Descriptive Statistics: Numerical Measures

Other than using graphs and tables, another way to present statistical information is using numerical measures. Unlike the former, they have a set method to in their use and therefore more convenient when contrasting data sets. Mean and median are measures of location specifically measures of centre of data although mean is a more calculated centre while median is a sorted value that is at the middle. Mode also gives a measure of location and gives the most frequent observation. These measures are inclusive also of percentiles: data over a range, quarterlies that is breaking data into at every twenty-fifth percentile. The variability in data is another numerical measure.

Measures of variability are range that is the difference in the maximum and minimum values of data in a set; interquartile range, the difference in values not maximum or minimum and variance- distance of a data point from the mean or the deviation about the mean an standard deviation. Standard deviation is in the same units as the measurement which allows us to compare statistics directly. The measures of location and variability allow us to measure the location of individual observations from others in the same set. The empirical rules allow us to determine the data that is most likely to lie within any number of standard deviations.

In descriptive statistics, summarising data using simple math is the process of exploratory data analysis. The five number summary is used in this process and includes minimum value; first quartile; median, third quartile; and maximum value which is represented by a box plot.

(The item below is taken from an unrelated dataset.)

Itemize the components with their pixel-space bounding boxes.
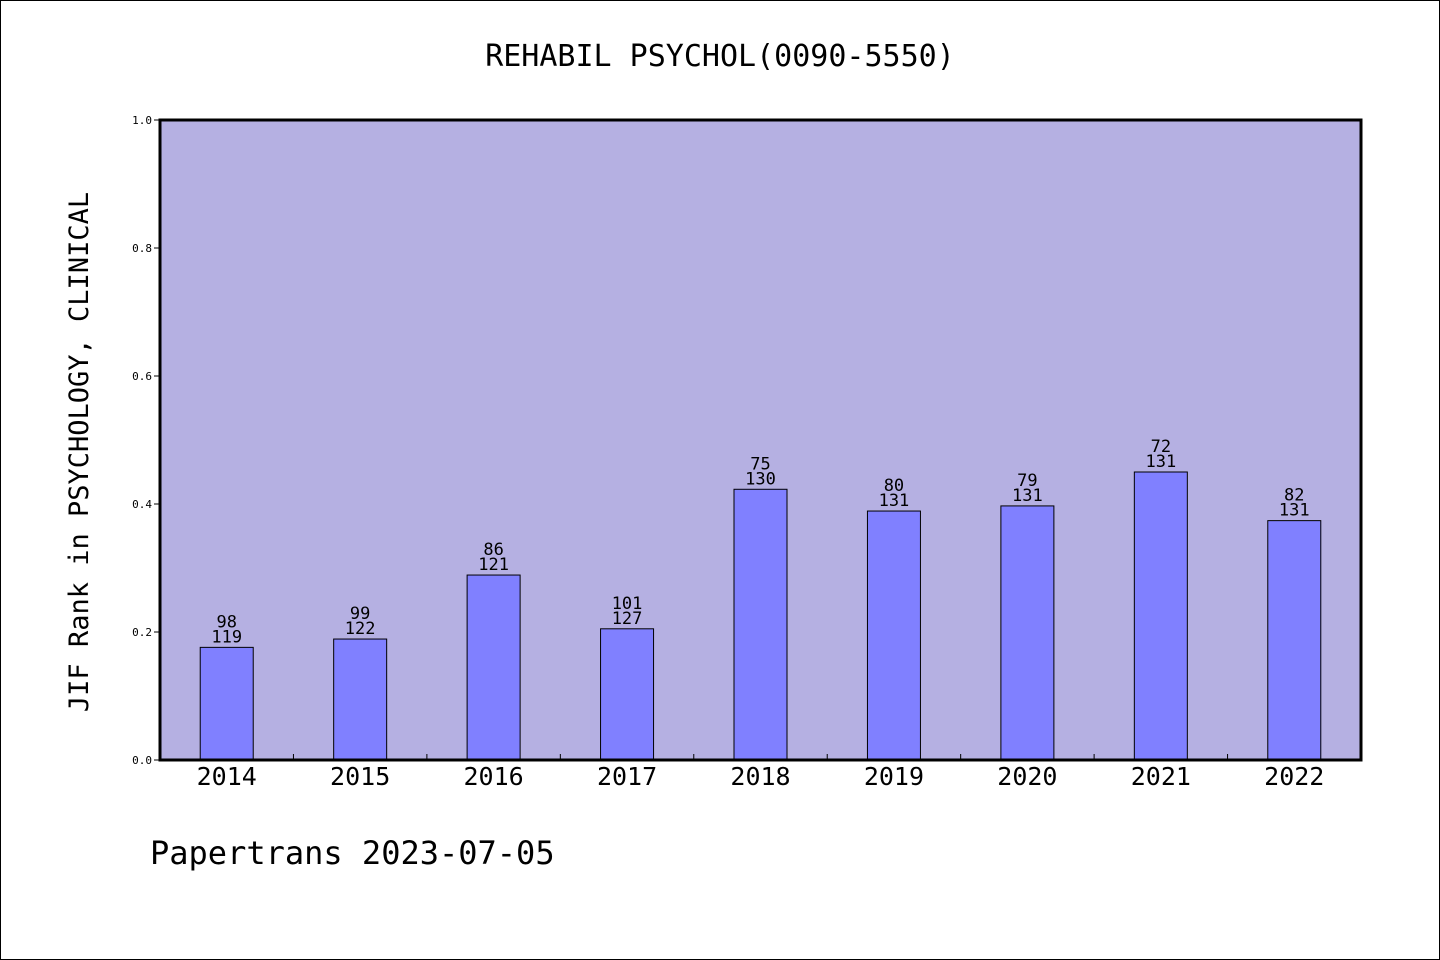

Introduction to Probability

The topic introduction to probability discusses the numerical measure of the chance that an occurrence will take place. More often than not, managers base their decisions on the premise that a certain occurrence will most likely not take place thus making the determination of probability in the art and science of statistics of importance. Calculating probability is akin to an experiment where one outcome or the other is certain to occur if the other fails. Calculating probability is based on the ability to identify and count the likely outcomes of one event relative to the other occurring or not occurring thus the counting rules for multiple step experiments, combinations and permutations.

In the calculation of any probability, all outcomes of an experiment complement one another and only one of the outcomes must occur thus the basic relationship of an event that is the complement of an event. Another relationship of probability is the addition law where the probability of two events occurring implies all the immediately related events must be added to find out the probability. There is also the premise of conditional probability that means one event must occur before another one is able to occur. For instances where additional information is available, Bayes’ theorem is used to get the information that is received afterwards.

In conclusion, the three topics discussed herein above clearly show the relationship between statistical information and business and economics. In the topic data and statistics, the concepts therein are important in identifying and understanding statistics as a basis for obtaining information for decision making used in the highest echelons of business and economics. In descriptive statistics, data is processed and presented in a way that is understandable and further provides a basis for decision making in the nosiness environment; and in the topic of probability, we have seen that managers often use the likelihood of certain events not occurring to make management decisions .we have seen ho probability may be assigned and related laws.